Grind to Death Records 2023
Raz
na jakiś czas pojawiają się takie płytki, które, mimo że
nie prezentują sobą absolutnie nic odkrywczego i zbudowane są z do bólu już
znanych i sprawdzonych w ogniu walki elementów, to jednak potrafią dosyć
konkretnie przetrzepać spodnie słuchacza.

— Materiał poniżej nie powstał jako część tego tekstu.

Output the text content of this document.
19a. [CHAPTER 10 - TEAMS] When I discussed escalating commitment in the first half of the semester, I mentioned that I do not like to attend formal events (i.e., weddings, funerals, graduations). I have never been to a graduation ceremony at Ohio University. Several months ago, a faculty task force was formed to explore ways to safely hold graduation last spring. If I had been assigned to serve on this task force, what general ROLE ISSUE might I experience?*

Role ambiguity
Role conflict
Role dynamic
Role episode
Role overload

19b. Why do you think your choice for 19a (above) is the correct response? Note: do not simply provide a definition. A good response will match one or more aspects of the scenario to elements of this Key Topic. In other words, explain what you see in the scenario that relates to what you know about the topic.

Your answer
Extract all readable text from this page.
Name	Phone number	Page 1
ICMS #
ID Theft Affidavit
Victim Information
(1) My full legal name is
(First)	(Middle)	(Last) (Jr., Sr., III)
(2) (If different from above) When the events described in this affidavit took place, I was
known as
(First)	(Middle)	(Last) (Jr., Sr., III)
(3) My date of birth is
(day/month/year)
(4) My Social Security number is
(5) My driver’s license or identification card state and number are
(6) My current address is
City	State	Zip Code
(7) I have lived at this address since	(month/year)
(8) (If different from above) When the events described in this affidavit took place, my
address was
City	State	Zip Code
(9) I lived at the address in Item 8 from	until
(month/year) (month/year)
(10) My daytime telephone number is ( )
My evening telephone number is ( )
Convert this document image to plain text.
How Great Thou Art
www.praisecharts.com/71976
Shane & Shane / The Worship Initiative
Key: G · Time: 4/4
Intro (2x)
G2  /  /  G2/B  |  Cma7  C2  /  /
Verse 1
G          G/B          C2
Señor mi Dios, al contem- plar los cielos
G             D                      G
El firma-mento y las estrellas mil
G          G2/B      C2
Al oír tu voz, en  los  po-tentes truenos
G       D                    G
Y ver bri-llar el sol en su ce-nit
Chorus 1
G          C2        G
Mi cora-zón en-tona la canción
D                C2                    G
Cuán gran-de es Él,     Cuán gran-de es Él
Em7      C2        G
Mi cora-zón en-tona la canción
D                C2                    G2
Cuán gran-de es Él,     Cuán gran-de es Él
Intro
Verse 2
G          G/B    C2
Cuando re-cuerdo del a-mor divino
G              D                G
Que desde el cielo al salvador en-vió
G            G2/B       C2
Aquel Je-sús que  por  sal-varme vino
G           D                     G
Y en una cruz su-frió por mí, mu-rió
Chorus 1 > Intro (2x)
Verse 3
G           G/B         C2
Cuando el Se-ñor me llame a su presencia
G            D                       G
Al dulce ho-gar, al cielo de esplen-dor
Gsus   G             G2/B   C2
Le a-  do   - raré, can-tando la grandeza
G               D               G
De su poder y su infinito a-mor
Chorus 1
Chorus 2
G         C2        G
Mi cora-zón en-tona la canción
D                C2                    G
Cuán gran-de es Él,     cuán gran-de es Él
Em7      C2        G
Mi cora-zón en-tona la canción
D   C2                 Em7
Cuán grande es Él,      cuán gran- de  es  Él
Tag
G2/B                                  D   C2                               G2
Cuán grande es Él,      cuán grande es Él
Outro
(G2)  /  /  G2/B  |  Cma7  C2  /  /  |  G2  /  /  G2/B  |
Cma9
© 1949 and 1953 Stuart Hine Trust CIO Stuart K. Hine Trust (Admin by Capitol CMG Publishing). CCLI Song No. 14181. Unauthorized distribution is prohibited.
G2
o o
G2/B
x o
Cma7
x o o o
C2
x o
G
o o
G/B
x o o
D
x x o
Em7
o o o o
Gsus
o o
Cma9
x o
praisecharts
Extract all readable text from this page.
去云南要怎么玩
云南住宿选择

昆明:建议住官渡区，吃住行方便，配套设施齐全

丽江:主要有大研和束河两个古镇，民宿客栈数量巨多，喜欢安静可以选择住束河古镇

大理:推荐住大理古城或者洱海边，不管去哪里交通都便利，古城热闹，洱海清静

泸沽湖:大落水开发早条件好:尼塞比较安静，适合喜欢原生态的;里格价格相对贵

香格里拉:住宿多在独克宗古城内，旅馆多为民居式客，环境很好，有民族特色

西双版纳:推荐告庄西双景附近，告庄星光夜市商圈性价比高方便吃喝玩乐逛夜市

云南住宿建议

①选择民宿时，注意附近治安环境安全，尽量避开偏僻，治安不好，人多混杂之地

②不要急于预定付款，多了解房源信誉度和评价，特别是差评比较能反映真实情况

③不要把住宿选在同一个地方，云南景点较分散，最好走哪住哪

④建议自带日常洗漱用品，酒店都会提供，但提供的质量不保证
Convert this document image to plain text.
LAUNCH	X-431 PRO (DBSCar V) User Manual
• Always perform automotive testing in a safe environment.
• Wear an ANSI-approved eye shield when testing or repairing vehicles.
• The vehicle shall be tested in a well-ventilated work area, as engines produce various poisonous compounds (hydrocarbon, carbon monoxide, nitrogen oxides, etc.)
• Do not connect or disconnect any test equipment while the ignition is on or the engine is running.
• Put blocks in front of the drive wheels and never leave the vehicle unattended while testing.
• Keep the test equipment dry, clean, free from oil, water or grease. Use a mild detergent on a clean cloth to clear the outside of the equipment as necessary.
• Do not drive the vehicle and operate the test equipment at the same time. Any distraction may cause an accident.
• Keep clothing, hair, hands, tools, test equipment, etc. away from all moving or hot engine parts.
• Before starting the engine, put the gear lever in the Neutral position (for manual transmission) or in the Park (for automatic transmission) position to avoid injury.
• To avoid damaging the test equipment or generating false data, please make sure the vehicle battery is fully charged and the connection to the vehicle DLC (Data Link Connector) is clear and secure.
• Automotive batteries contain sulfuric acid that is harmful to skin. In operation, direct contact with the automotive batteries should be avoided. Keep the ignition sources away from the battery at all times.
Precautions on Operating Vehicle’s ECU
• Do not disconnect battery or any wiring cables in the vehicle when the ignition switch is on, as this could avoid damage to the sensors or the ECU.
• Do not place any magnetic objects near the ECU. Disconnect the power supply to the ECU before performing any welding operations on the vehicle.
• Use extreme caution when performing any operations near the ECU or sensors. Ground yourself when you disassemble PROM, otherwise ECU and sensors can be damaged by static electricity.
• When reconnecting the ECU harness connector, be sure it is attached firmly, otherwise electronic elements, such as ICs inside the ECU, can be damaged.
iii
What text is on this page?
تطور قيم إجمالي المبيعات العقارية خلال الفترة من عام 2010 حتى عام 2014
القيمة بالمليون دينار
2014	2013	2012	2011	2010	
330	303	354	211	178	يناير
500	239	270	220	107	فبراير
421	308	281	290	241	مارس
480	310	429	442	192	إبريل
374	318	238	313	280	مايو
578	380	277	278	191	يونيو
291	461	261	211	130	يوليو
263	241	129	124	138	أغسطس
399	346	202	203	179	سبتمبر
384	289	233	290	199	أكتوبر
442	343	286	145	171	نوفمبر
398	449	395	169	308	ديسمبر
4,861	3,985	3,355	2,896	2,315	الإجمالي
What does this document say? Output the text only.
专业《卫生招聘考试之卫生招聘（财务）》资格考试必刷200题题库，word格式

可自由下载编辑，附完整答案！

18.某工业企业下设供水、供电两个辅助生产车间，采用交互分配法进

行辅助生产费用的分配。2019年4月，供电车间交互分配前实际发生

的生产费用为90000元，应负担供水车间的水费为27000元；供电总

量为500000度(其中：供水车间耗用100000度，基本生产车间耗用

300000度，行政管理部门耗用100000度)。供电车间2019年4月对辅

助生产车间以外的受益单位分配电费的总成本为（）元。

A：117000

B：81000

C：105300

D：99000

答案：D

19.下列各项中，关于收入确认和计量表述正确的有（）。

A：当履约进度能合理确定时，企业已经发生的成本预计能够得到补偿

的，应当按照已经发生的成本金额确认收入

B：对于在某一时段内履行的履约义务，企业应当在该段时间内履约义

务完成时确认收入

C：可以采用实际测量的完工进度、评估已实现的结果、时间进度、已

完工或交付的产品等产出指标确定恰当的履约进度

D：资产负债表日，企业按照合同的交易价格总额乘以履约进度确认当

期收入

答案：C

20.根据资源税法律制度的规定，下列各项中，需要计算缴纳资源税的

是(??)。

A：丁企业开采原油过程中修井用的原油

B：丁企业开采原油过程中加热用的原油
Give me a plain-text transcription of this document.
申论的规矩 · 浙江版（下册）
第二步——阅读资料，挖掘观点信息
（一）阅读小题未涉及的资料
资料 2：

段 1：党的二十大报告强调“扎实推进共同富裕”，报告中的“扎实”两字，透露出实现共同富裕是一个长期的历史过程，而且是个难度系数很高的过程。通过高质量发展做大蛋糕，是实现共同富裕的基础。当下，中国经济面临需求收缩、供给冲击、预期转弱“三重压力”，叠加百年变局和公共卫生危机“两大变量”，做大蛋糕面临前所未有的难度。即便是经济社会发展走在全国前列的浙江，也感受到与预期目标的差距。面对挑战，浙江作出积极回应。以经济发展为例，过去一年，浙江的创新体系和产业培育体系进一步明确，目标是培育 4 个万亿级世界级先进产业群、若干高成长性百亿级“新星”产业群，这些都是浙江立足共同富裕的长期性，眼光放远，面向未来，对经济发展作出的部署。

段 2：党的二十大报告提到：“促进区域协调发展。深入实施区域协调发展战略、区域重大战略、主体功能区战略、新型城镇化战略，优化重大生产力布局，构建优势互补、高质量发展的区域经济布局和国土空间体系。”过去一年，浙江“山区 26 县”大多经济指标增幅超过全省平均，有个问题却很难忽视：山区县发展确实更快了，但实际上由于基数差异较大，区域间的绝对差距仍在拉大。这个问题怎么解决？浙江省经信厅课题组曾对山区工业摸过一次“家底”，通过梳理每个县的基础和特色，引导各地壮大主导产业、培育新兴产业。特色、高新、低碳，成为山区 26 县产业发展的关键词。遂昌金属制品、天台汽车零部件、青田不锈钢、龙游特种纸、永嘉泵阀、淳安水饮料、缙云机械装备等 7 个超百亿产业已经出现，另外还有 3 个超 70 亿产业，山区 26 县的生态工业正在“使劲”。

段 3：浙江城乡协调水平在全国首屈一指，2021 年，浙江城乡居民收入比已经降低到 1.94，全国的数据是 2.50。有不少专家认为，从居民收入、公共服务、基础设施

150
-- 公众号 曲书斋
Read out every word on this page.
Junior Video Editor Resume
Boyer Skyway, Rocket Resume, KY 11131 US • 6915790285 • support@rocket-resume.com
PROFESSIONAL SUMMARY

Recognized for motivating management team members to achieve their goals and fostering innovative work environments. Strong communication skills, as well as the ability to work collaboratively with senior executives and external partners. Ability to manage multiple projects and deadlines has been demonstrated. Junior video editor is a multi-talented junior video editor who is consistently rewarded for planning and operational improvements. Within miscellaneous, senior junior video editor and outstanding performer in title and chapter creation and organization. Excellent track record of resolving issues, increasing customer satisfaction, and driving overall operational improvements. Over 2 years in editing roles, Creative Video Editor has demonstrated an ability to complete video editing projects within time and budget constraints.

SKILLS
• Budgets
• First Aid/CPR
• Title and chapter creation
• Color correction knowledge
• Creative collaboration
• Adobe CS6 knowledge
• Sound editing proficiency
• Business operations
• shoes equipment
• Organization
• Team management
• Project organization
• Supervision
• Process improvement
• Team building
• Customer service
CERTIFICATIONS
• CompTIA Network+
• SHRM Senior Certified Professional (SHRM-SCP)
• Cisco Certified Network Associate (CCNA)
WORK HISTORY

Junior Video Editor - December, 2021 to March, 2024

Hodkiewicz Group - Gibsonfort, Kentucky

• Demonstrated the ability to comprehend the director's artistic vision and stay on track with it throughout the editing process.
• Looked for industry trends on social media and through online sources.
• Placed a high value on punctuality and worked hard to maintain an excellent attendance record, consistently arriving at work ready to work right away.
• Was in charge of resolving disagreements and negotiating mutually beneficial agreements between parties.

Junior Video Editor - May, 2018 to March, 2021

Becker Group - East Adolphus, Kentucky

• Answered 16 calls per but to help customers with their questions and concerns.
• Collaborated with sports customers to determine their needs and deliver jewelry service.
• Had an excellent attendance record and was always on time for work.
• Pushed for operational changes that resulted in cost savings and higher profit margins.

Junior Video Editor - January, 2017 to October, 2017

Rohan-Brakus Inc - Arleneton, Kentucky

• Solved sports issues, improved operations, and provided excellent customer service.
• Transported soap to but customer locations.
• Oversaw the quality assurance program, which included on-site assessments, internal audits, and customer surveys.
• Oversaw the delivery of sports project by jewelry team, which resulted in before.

Jedną właśnie z takowych produkcji
jest tegoroczny, pierwszy pełniak szwedzkiego komando zwącego się Last Legion. „Metall,
Blod & Aska” to niespełna 36 minut żrącego konkretnie, soczyście
brzmiącego, poczerniałego Thrash/Death Metalu, który naprawdę zdrowo sponiewierać
potrafi, pomimo tego, co napisałem na samym początku.Tak więc bębny grzmocą
bardzo fachowo niezależnie od tego, czy serwują siarczysty rozpierdol, czy też
gniotą ciężko i smoliście, tłusty bas hula grubo i zadziornie, chwytliwe,
jadowite riffy rwą skórę pasami, a
gardziel wokalisty uwalnia agresywnie żrący kwas w ilościach więcej niż
znacznych. Skandynawski Metal pełną gębą można by rzec i trudno się z tym nie
zgodzić, jednak ten krążek wbrew pozorom ma całkiem sporo do zaoferowania. Nie
jest on li tylko i wyłącznie ukłonem w stronę klasycznych produkcji z początku
lat 90-tych. Last Legion prezentuje tu bowiem piekielny sojusz pomiędzy tradycyjnie
ukierunkowanym Death Metalem made in Sweden a intensywnym, bezkompromisowym,
kontynentalnym Thrash’em, a wszystko to w oparach ognistego, pełnotłustego brzmienia. Wysokoenergetyczny
to album, bez dwóch zdań, a okazjonalne zwolnienia, czy wojenne sample
podkreślają tylko jego siłę rażenia (zwłaszcza bitewne odgłosy w interakcji z
marszowymi, wgniatającymi w glebę beczkami robią mi dobrze). Doskonałym posunięciem
była także decyzja, aby teksty wypluwać w swym ojczystym języku. Zabieg ten
spowodował, że materiał ów ma swoisty, twardy szlif i unosi się nad nim aura
pierwotnej nienawiści. „Metall,…” to produkcja charakteryzująca się sporą
melodyjnością, jednak w najmniejszym stopniu mi to nie przeszkadza, gdyż muza,
którą tu usłyszymy jest cały czas diabelnie wściekła, dzika i zła. Panowie zresztą
prawie 14 lat dojrzewali w czeluściach podziemia szlifując swój warsztat, zanim
zdecydowali się nagrać swój pierwszy album i tą w pewnym sensie dojrzałość
(zarówno warsztatową, jak i kompozytorsko-aranżacyjną) słychać tu
niezaprzeczalnie na każdym kroku. Jak wspominałem już kilka razy w tym tekście,
ten album nie zaoferuje nam niczego, czego byśmy wcześniej już nie słyszeli,
jednak zawarte tu dźwięki zapewniają nam urodziwe, piekielne, wojenne tourne, a
ich największa siła tkwi w jednorodnym, zwartym charakterze, wierności formie,
jak i kompozycyjnej prostocie, która
zapewnia potężny, okrutny, brutalny, siarczysty, a przede wszystkim szczery
wypierdol. Naprawdę dobra płytka. Nie pozwólmy, aby przepadła ona w zalewie
wszechobecnego dziś, masowo produkowanego przeciętniactwa.